# State Plane Coordinates vs. Surface Coordinates, Part 1

The following is quoted from a publication of the U. S. Coast and Geodetic Survey.

In the early 1930s, an engineer from a state highway department approached the U. S. Coast and Geodetic Survey seeking a method of utilizing geodetic data over an entire state which would involve only the formulas of plane surveying. This brought about the establishment, in 1933, of the North Carolina Coordinate System by means of which North Carolina could be transformed into plane-rectangular (x and y) coordinates on a single grid, and surveys in all parts of the state referenced thereto, so that survey stations and landmarks could be accurately described by stating their coordinates referring to the common origin of the grid.

Within a year or so after the establishment of the North Carolina Coordinate System, a similar system had been devised for each of the states of the union.
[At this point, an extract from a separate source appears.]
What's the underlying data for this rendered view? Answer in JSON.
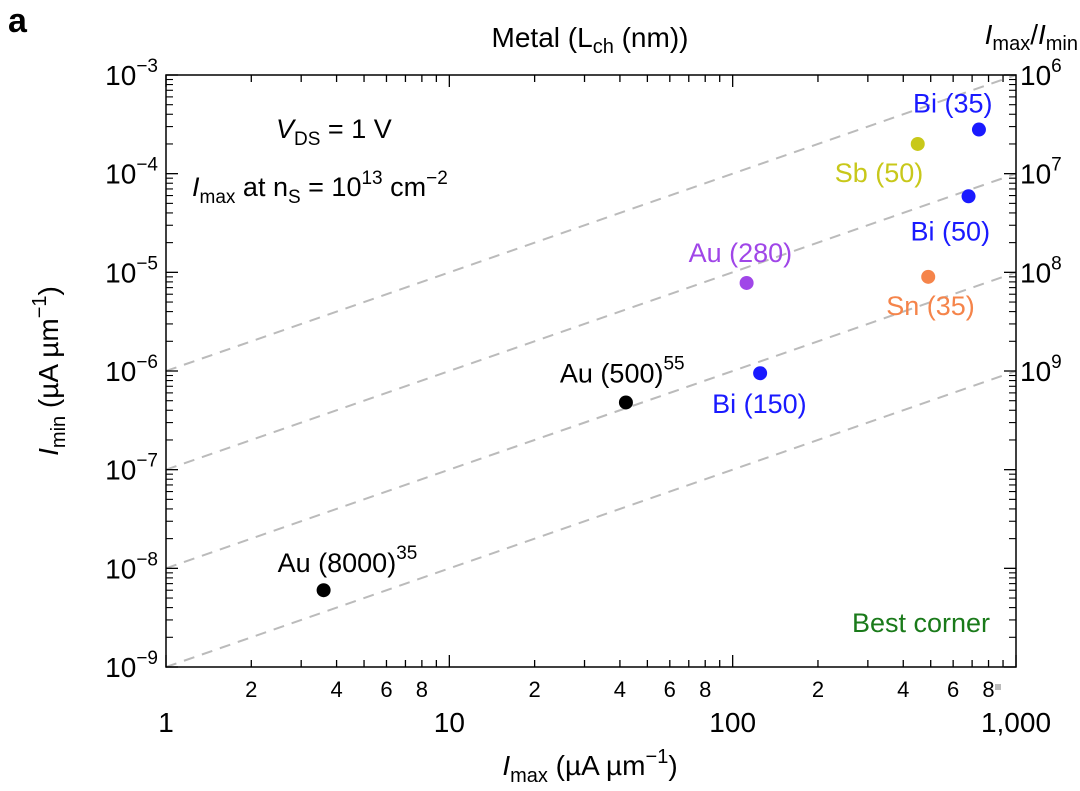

For some of these, a single grid origin and meridian of reference were sufficient. Other states, because of their large sizes, were each divided into several belts or zones, each zone having its own origin and reference meridian.

Each state coordinate system is based on a conformal map projection. By using a conformal map projection as the base for a state coordinate system, and limiting one dimension of the area which is to be covered by a single grid, two things are accomplished:

On a conformal map projection angles are preserved. This means that, at a given point, the difference between geodetic and grid azimuths of very short lines is a constant, and angles on the earth formed by such lines are truly represented on the map. For practical purposes of land surveying, this condition holds for distances up to 10 miles. For longer lines the difference varies, and the correction to be applied to any observed (geodetic) angle to obtain a corresponding grid angle is the difference of the corrections to the azimuths of the lines, separately derived. Deviations of grid lengths from geodetic lengths will be a maximum along the margins of the longest dimension of the grid and midway between these margins. The quantity by which a geodetic length is multiplied to obtain the corresponding grid length is termed a scale factor.

The limitations in the width of the projection or grid permits a control of deviations of grid lengths from geodetic lengths. When the width of an area covered by a single grid is 158 statue miles, the extreme difference between geodetic and grid lengths will be 1/10,000 of the length of a line, which is quite satisfactory for most land surveys.”

The publication quoted is Coast and Geodetic Survey Special Publication No. 235, “The State Coordinate Systems.” There is another publication, Coast and Geodetic Survey Publication 62-4, “State Plane Coordinates By Automatic Data Processing.” These two publications provided the surveying and mapping profession with information on deriving 1927 state plane coordinates based on the North American Datum of 1927, (NAD 27) plus information for traverse and other computations with these coordinates.

Several years ago, I was one of three speakers at a seminar at the New Mexico Professional Surveyors Conference in Albuquerque. The state plane coordinate system was brought up, and I asked everybody using state plane coordinates to raise their hand. Only 10 hands were raised, out of about 150 people in the room. I have asked the same question at seminars around the country and I find more people are using the system, but it’s always less than half the people in the room.

Why do so few surveyors use state plane coordinates, and why do others refuse to use it? Because they don’t understand it. Some surveyors blame the engineering community, and I can understand that. At least 95 percent of all young civil engineering graduates have had no exposure to state plane coordinates, and they are the people in charge of highway projects controlled by state plane coordinates. What do these people do? Insist that all state plane coordinates be converted to surface coordinates so that the scale factor for all measured distances is one. Another problem is that some state plane computer software was written by computer programmers who did not take a practical approach to a surveying job.

Let me finish this column with a disclaimer, this is not a finger-pointing article. There are times when surface distances and surface coordinates are more appropriate than grid distances and state plane coordinates. I will cover this in the next one or two columns.